LBBW

25.02.2019

Der Wirtschaft bläst der Wind ins Gesicht

Pressemitteilung

Nach jahrelanger Boomphase bläst der Wirtschaft in Baden- Württemberg in diesem Jahr der Wind ins Gesicht. Die Konjunktur kühle sich im Südwesten parallel zum gesamtdeutschen Trend ab, begründen die Volkswirte des LBBW Research ihre Wachstumsprognose für das laufende und kommende Jahr. 2019 soll das reale Bruttoinlandsprodukt in Baden-Württemberg noch um 1,8 Prozent wachsen.

Damit wäre das Ländle zwar gleichauf mit Bayern wachstumsstärkstes Bundesland, bislang hatten die Analysten jedoch für Baden-Württemberg mit einem Anstieg des realen Bruttoinlandsprodukts in 2019 um 2,1 Prozent gerechnet. Für 2020 erwarten die Analysten gar ein Plus von nur noch 0,7 Prozent. Dem gegenüber sagen sie für die Bundesrepublik 2019 und 2020 einen Anstieg der Wirtschaftsleistung von 1,4 und 0,9 Prozent voraus.

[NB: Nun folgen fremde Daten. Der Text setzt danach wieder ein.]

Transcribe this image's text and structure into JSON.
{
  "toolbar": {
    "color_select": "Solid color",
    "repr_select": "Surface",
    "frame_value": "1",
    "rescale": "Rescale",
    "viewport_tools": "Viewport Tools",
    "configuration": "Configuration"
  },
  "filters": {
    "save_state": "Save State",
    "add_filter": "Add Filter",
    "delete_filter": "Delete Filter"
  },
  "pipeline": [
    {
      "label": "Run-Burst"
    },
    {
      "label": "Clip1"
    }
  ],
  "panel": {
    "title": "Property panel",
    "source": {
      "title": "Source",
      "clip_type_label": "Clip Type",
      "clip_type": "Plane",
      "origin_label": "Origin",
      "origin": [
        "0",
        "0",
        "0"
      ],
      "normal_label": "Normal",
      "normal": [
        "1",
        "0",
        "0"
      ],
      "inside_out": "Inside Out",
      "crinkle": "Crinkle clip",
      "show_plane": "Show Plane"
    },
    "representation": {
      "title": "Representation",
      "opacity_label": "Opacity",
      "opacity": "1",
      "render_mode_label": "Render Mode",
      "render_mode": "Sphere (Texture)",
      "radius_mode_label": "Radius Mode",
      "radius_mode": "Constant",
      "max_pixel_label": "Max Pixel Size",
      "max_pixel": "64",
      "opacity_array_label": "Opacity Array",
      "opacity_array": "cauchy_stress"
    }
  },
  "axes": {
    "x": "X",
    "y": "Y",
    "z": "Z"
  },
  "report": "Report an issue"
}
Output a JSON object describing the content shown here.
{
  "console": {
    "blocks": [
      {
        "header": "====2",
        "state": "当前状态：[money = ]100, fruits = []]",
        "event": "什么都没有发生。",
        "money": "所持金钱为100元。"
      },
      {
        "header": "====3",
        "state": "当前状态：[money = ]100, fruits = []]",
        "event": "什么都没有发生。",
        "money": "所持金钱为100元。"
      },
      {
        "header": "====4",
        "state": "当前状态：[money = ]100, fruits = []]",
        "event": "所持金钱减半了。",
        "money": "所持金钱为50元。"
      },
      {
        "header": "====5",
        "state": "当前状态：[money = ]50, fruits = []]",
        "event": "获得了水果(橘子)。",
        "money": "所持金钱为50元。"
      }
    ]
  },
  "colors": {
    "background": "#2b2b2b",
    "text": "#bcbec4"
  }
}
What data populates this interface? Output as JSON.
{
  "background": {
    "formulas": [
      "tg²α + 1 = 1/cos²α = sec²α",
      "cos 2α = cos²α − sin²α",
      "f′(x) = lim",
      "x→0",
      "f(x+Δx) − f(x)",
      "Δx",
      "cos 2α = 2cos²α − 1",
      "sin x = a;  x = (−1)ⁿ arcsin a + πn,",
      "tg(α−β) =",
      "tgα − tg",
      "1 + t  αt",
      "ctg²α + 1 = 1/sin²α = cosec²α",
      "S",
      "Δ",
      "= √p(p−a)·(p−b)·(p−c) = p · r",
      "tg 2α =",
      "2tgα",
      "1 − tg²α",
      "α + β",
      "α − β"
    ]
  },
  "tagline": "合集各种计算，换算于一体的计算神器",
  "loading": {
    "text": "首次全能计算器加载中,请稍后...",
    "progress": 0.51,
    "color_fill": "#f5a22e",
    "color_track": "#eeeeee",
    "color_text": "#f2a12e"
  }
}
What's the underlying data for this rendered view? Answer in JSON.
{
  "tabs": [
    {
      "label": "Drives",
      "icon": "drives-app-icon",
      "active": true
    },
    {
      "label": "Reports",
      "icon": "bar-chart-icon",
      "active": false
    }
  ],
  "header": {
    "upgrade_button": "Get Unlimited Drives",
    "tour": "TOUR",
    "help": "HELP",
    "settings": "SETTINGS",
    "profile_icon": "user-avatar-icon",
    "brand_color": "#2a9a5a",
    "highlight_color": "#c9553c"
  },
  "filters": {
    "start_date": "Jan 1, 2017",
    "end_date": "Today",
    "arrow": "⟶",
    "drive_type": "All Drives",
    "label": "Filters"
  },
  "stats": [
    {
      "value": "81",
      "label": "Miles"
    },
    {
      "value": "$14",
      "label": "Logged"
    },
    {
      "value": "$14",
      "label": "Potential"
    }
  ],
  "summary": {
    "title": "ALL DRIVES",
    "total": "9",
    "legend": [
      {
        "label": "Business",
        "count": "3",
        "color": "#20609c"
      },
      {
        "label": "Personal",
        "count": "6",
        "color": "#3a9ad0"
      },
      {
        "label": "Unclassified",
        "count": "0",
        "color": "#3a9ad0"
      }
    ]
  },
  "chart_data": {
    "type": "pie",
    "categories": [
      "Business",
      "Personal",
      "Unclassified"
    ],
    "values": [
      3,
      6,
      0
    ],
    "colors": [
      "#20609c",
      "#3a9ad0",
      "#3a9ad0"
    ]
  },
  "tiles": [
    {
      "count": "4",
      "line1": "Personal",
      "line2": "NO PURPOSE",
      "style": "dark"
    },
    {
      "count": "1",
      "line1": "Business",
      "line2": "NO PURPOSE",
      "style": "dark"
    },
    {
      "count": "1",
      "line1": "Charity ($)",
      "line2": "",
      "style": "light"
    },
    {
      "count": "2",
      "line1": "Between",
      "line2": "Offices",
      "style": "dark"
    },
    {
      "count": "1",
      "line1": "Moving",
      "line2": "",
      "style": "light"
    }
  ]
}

Ein ganzes Bündel von Gründen hat bereits im vergangenen Jahr dafür gesorgt, dass das Konjunkturbarometer fällt. „Ein chaotischer Brexit rückt mit großen Schritten näher, und trotz zweistelliger Einbußen bei den Exporten ist Großbritannien weiterhin einer der drei wichtigsten Handelspartner für Baden-Württemberg“, sagt LBBW-Chefvolkswirt Uwe Burkert. Nach Einschätzung des LBBW Research wäre von den Einzelbranchen wegen der Bedeutung des britischen Marktes vor allem der dominierende Automobilsektor von einem ungeordneten Brexit betroffen. Autohersteller und -zulieferer kämpfen bereits mit den Folgen des neuen aufwändigen PKWPrüfverfahrens WLTP und dem Abschied vom fossilen Verbrennungsmotor. Die Chemie- und Pharmabranche wäre von einem ungeregelten Brexit ähnlich betroffen. Sie könnte durch ihre ausgeprägten Lieferketten stärker in Mitleidenschaft gezogen werden, befürchtet das LBBW Research. Zur Dauerbelastung für die gesamte heimische Wirtschaft sind daneben die schwelenden Handelskonflikte mit den USA geworden, dem wichtigsten Exportland für die baden-württembergischen Unternehmen. Im Gegensatz zum Vorjahr kann dabei die Binnennachfrage voraussichtlich weniger ausgleichend als im Vorjahr wirken, befürchten die Analysten.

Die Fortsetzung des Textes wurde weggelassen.